The World Health Organization (WHO) has declared an “Ebola epidemic” in the Democratic Republic of the Congo (DRC) after they confirmed nine cases linked to the virus in the remote forested region. Three people have reportedly died, causing alarm among health officials who fear that this could be another outbreak similar to the 2014 epidemic which took the lives of around 11,000 people.
The announcement was made on May 12 after a group of people began exhibiting symptoms on April 22 in the Bas-Uélé region of DRC. WHO’s executive director for emergencies, Peter Salama, wrote in a statement, “An investigation team led by the Ministry of Health and supported by WHO and partners has deployed and is expected to reach the affected area in the coming days.” A WHO spokesperson also commented on Yahoo.com, “The case is in a very remote zone, very forested, so we are a little lucky. We always take this very seriously.”
The Ministry of Health was first made aware of the situation after a now-confirmed Ebola patient drove across the vast province on a motorbike to receive medical care. This patient had blood in his vomit and stool. Because Bas-Uélé was so far away from its neighbors, it took 10 days for samples of the patient’s blood and stool to arrive in the capital of Kinshasa to be tested. By this time, the original patient and the driver of the motorbike, who was also his brother, had died. The ministry health team later identified six other people from the same village exhibiting the same symptoms. The health workers who treated the patients without protective gear were deemed to be in “grave danger of contracting the disease,” further limiting the help affected victims received. However, representatives of Alima, a medical humanitarian organization working in the country, said that due to Bas-Uélé’s remote location, the outbreak would be relatively small and easily contained. “There will be more cases, but it is more likely to look like other outbreaks in the Congo, a smaller outbreak, ending faster,” said Susan Shepherd, a medical coordinator of Alima in a statement to the WashingtonPost.com.
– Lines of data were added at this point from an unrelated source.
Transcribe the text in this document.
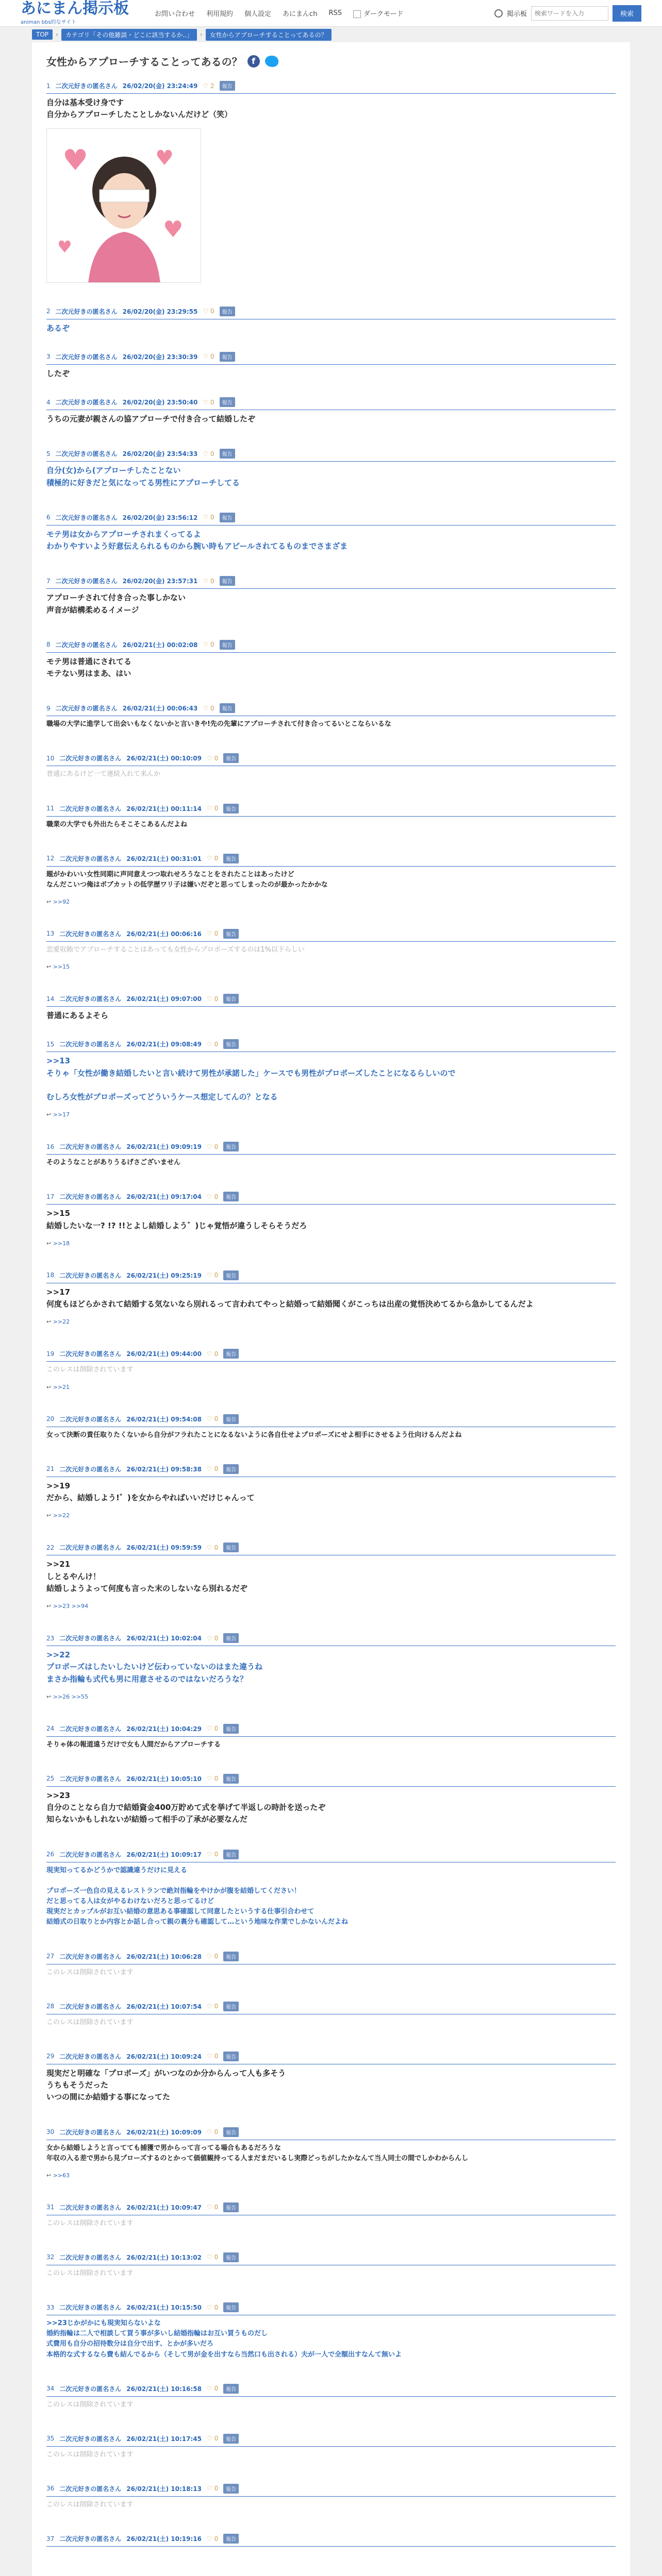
あにまん掲示板
animan bbs的なサイト
お問い合わせ 利用規約 個人設定 あにまんch RSS	ダークモード	掲示板
検索ワードを入力	検索
TOP	›	カテゴリ「その他雑談・どこに該当するか..」	›	女性からアプローチすることってあるの？
女性からアプローチすることってあるの？	f
1 二次元好きの匿名さん 26/02/20(金) 23:24:49 ♡ 2	報告
自分は基本受け身です
自分からアプローチしたことしかないんだけど（笑）
♥	♥
♥
♥
2 二次元好きの匿名さん 26/02/20(金) 23:29:55 ♡ 0	報告
あるぞ
3 二次元好きの匿名さん 26/02/20(金) 23:30:39 ♡ 0	報告
したぞ
4 二次元好きの匿名さん 26/02/20(金) 23:50:40 ♡ 0	報告
うちの元妻が親さんの協アプローチで付き合って結婚したぞ
5 二次元好きの匿名さん 26/02/20(金) 23:54:33 ♡ 0	報告
自分(女)から(アプローチしたことない
積極的に好きだと気になってる男性にアプローチしてる
6 二次元好きの匿名さん 26/02/20(金) 23:56:12 ♡ 0	報告
モテ男は女からアプローチされまくってるよ
わかりやすいよう好意伝えられるものから腕い時もアピールされてるものまでさまざま
7 二次元好きの匿名さん 26/02/20(金) 23:57:31 ♡ 0	報告
アプローチされて付き合った事しかない
声音が結構柔めるイメージ
8 二次元好きの匿名さん 26/02/21(土) 00:02:08 ♡ 0	報告
モテ男は普通にされてる
モテない男はまあ、はい
9 二次元好きの匿名さん 26/02/21(土) 00:06:43 ♡ 0	報告
職場の大学に進学して出会いもなくないかと言いきや!先の先輩にアプローチされて付き合ってるいとこならいるな
10 二次元好きの匿名さん 26/02/21(土) 00:10:09 ♡ 0	報告
普通にあるけど一て連続入れて来んか
11 二次元好きの匿名さん 26/02/21(土) 00:11:14 ♡ 0	報告
職業の大学でも外出たらそこそこあるんだよね
12 二次元好きの匿名さん 26/02/21(土) 00:31:01 ♡ 0	報告
題がかわいい女性同期に声同意えつつ取れせろうなことをされたことはあったけど
なんだこいつ俺はボブカットの低学歴ワリ子は嫌いだぞと思ってしまったのが最かったかかな
↩ >>92
13 二次元好きの匿名さん 26/02/21(土) 00:06:16 ♡ 0	報告
恋愛収賄でアプローチすることはあっても女性からプロポーズするのは1%以下らしい
↩ >>15
14 二次元好きの匿名さん 26/02/21(土) 09:07:00 ♡ 0	報告
普通にあるよそら
15 二次元好きの匿名さん 26/02/21(土) 09:08:49 ♡ 0	報告
>>13
そりゃ「女性が働き結婚したいと言い続けて男性が承諾した」ケースでも男性がプロポーズしたことになるらしいので

むしろ女性がプロポーズってどういうケース想定してんの？となる
↩ >>17
16 二次元好きの匿名さん 26/02/21(土) 09:09:19 ♡ 0	報告
そのようなことがありうるげさございません
17 二次元好きの匿名さん 26/02/21(土) 09:17:04 ♡ 0	報告
>>15
結婚したいな一? !? !!とよし結婚しよう゛)じゃ覚悟が違うしそらそうだろ
↩ >>18
18 二次元好きの匿名さん 26/02/21(土) 09:25:19 ♡ 0	報告
>>17
何度もほどらかされて結婚する気ないなら別れるって言われてやっと結婚って結婚聞くがこっちは出産の覚悟決めてるから急かしてるんだよ
↩ >>22
19 二次元好きの匿名さん 26/02/21(土) 09:44:00 ♡ 0	報告
このレスは削除されています
↩ >>21
20 二次元好きの匿名さん 26/02/21(土) 09:54:08 ♡ 0	報告
女って決断の責任取りたくないから自分がフラれたことになるないように各自仕せよプロポーズにせよ相手にさせるよう仕向けるんだよね
21 二次元好きの匿名さん 26/02/21(土) 09:58:38 ♡ 0	報告
>>19
だから、結婚しよう!゛)を女からやればいいだけじゃんって
↩ >>22
22 二次元好きの匿名さん 26/02/21(土) 09:59:59 ♡ 0	報告
>>21
しとるやんけ！
結婚しようよって何度も言った末のしないなら別れるだぞ
↩ >>23 >>94
23 二次元好きの匿名さん 26/02/21(土) 10:02:04 ♡ 0	報告
>>22
プロポーズはしたいしたいけど伝わっていないのはまた違うね
まさか指輪も式代も男に用意させるのではないだろうな？
↩ >>26 >>55
24 二次元好きの匿名さん 26/02/21(土) 10:04:29 ♡ 0	報告
そりゃ体の報道遠うだけで女も人間だからアプローチする
25 二次元好きの匿名さん 26/02/21(土) 10:05:10 ♡ 0	報告
>>23
自分のことなら自力で結婚資金400万貯めて式を挙げて半返しの時計を送ったぞ
知らないかもしれないが結婚って相手の了承が必要なんだ
26 二次元好きの匿名さん 26/02/21(土) 10:09:17 ♡ 0	報告
現実知ってるかどうかで認識違うだけに見える

プロポーズ一色自の見えるレストランで絶対指輪をやけかが腹を結婚してください！
だと思ってる人は女がやるわけないだろと思ってるけど
現実だとカップルがお互い結婚の意思ある事確認して同意したというする仕事引合わせて
結婚式の日取りとか内容とか話し合って親の裏分も確認して…という地味な作業でしかないんだよね
27 二次元好きの匿名さん 26/02/21(土) 10:06:28 ♡ 0	報告
このレスは削除されています
28 二次元好きの匿名さん 26/02/21(土) 10:07:54 ♡ 0	報告
このレスは削除されています
29 二次元好きの匿名さん 26/02/21(土) 10:09:24 ♡ 0	報告
現実だと明確な「プロポーズ」がいつなのか分からんって人も多そう
うちもそうだった
いつの間にか結婚する事になってた
30 二次元好きの匿名さん 26/02/21(土) 10:09:09 ♡ 0	報告
女から結婚しようと言ってても捕獲で男からって言ってる場合もあるだろうな
年収の入る差で男から見プローズするのとかって価値観持ってる人まだまだいるし実際どっちがしたかなんて当人同士の間でしかわからんし
↩ >>63
31 二次元好きの匿名さん 26/02/21(土) 10:09:47 ♡ 0	報告
このレスは削除されています
32 二次元好きの匿名さん 26/02/21(土) 10:13:02 ♡ 0	報告
このレスは削除されています
33 二次元好きの匿名さん 26/02/21(土) 10:15:50 ♡ 0	報告
>>23じかがかにも現実知らないよな
婚約指輪は二人で相談して買う事が多いし結婚指輪はお互い買うものだし
式費用も自分の招待数分は自分で出す、とかが多いだろ
本格的な式するなら費も結んでるから（そして男が金を出すなら当然口も出される）夫が一人で全額出すなんて無いよ
34 二次元好きの匿名さん 26/02/21(土) 10:16:58 ♡ 0	報告
このレスは削除されています
35 二次元好きの匿名さん 26/02/21(土) 10:17:45 ♡ 0	報告
このレスは削除されています
36 二次元好きの匿名さん 26/02/21(土) 10:18:13 ♡ 0	報告
このレスは削除されています
37 二次元好きの匿名さん 26/02/21(土) 10:19:16 ♡ 0	報告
Shepherd may have been referring to the previous outbreak in the neighboring province of Haut-Uélé in 2012 where there were 41 confirmed cases of Ebola and 18 deaths. The outbreak only lasted four months.
Hooray for the vaccine!
Unsurprisingly, the response of the medical community is the “curative” recommendation of the Ebola vaccine. DRC officials have stated that this recent epidemic involves the Zaire strain, which is the stain that was present during the 2014 outbreak. According to a news release on the WashingtonPost.com, scientists are supposedly in the final stages of developing a vaccine that targets this specific strain. The same article states, “the vaccine has not yet been approved [by] the U.S. Food and Drug Administration, but could be made available under an emergency use authorization.”
Just recently, the WHO announced plans to use their controversial vaccine in DRC — their “proving ground” despite the vaccine not deemed effective by the U.S. National Academy of Medicine. In an article on Nature.com, the organization has not yet made a firm decision on whether to deploy it in DRC but have supposedly stockpiled 300,000 emergency doses of the new vaccine just in case.
There are currently 12 Ebola vaccines in development; although the Merck vaccine is the most developed. The WHO’s advisory group has strongly encouraged the use of this vaccine for this recent outbreak.